After reading, I got back to my own mass production of keywords, today cutting and pasting from someone’s copy on hybrid cloud and polishing it as I saw fit. Which got me thinking:
- When I smooth-over someone else’s words, one of the biggest tasks is always removing all the first- and second-person pronouns. No, “I” don’t want “you” to talk to the audience about the need for orchestration and cloud management platforms. Yet, a lot of professional music criticism is written in similar style (“If you were around when Neutral Milk Hotel were a working band…”, went Pitchfork’s review of the band’s Box Set).
- However, even an opinionated and ungrounded argument – overuse of “I” and “you” is a frequent, but not absolute, sign of such – can be useful. It can bypass the grunt work of getting the audience on your wavelength – so much writing is just about using the right buzzwords and not, say, thinking that “orchestrating” is an acceptable synonym for “coordinating” when writing about IT. “I” and “you” are two such words for music criticism and, apparently, for some in-depth white papers trying to get CEOs to buy into specific tech.
- Cut-and-paste has been a more common technique than I expected, since many of the clients I work with basically request it, or imply it by asking for a rewrite. It’s not easy to get the lifted text to align with words I created from whole cloth (strained metaphor, yep), but the process is so instructive – it parallels the challenge of writing in general, especially long form writing, of making sensible transitions and creating discernible story arcs.
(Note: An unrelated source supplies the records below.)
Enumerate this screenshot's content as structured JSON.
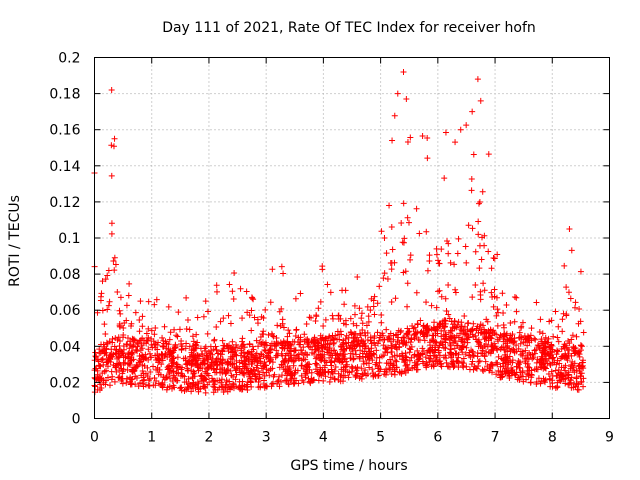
{
  "chart_data": {
    "type": "scatter",
    "title": "Day 111 of 2021, Rate Of TEC Index for receiver hofn",
    "xlabel": "GPS time / hours",
    "ylabel": "ROTI / TECUs",
    "xlim": [
      0,
      9
    ],
    "ylim": [
      0,
      0.2
    ],
    "xticks": [
      "0",
      "1",
      "2",
      "3",
      "4",
      "5",
      "6",
      "7",
      "8",
      "9"
    ],
    "yticks": [
      "0",
      "0.02",
      "0.04",
      "0.06",
      "0.08",
      "0.1",
      "0.12",
      "0.14",
      "0.16",
      "0.18",
      "0.2"
    ],
    "grid": true,
    "marker": "+",
    "color": "#ff0000",
    "x_data_range": [
      0,
      8.55
    ],
    "series_envelope": {
      "hours": [
        0.0,
        0.1,
        0.2,
        0.3,
        0.35,
        0.4,
        0.5,
        1.0,
        1.5,
        2.0,
        2.5,
        3.0,
        3.3,
        3.5,
        4.0,
        4.5,
        4.9,
        5.0,
        5.3,
        5.4,
        5.5,
        5.7,
        6.0,
        6.3,
        6.5,
        6.7,
        6.8,
        7.0,
        7.3,
        7.5,
        8.0,
        8.3,
        8.5
      ],
      "baseline_roti": [
        0.025,
        0.028,
        0.03,
        0.032,
        0.033,
        0.033,
        0.032,
        0.03,
        0.028,
        0.027,
        0.028,
        0.03,
        0.031,
        0.032,
        0.033,
        0.034,
        0.035,
        0.036,
        0.037,
        0.038,
        0.038,
        0.04,
        0.042,
        0.041,
        0.04,
        0.04,
        0.039,
        0.036,
        0.034,
        0.033,
        0.03,
        0.029,
        0.028
      ],
      "max_roti": [
        0.136,
        0.1,
        0.132,
        0.182,
        0.155,
        0.12,
        0.08,
        0.07,
        0.072,
        0.07,
        0.09,
        0.085,
        0.088,
        0.07,
        0.095,
        0.075,
        0.1,
        0.155,
        0.18,
        0.192,
        0.178,
        0.158,
        0.16,
        0.16,
        0.17,
        0.188,
        0.176,
        0.12,
        0.08,
        0.07,
        0.06,
        0.105,
        0.085
      ]
    },
    "peaks": [
      {
        "x": 0.0,
        "y": 0.136
      },
      {
        "x": 0.3,
        "y": 0.182
      },
      {
        "x": 0.35,
        "y": 0.155
      },
      {
        "x": 5.2,
        "y": 0.154
      },
      {
        "x": 5.3,
        "y": 0.18
      },
      {
        "x": 5.4,
        "y": 0.192
      },
      {
        "x": 5.45,
        "y": 0.177
      },
      {
        "x": 6.4,
        "y": 0.16
      },
      {
        "x": 6.6,
        "y": 0.17
      },
      {
        "x": 6.7,
        "y": 0.188
      },
      {
        "x": 6.75,
        "y": 0.176
      },
      {
        "x": 8.3,
        "y": 0.105
      }
    ],
    "point_count": 2600
  }
}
I’m not going to Pitchfork this year. But I think that
“It’s the kind of sentiment that teenagers who feel assaulted by their surroundings will continue to discover, and its wide-eyed and wounded view of the world goes a long way toward explaining why they keep returning to this songwriter. Despite its vague and decidedly lo-fi profile… [it] also has its share of experimentation.”
could be a useful paragraph to cut, paste, and rewrite for my future music criticism: Ssufficiently generic, but a fleshy body with the bones of promise, all the same.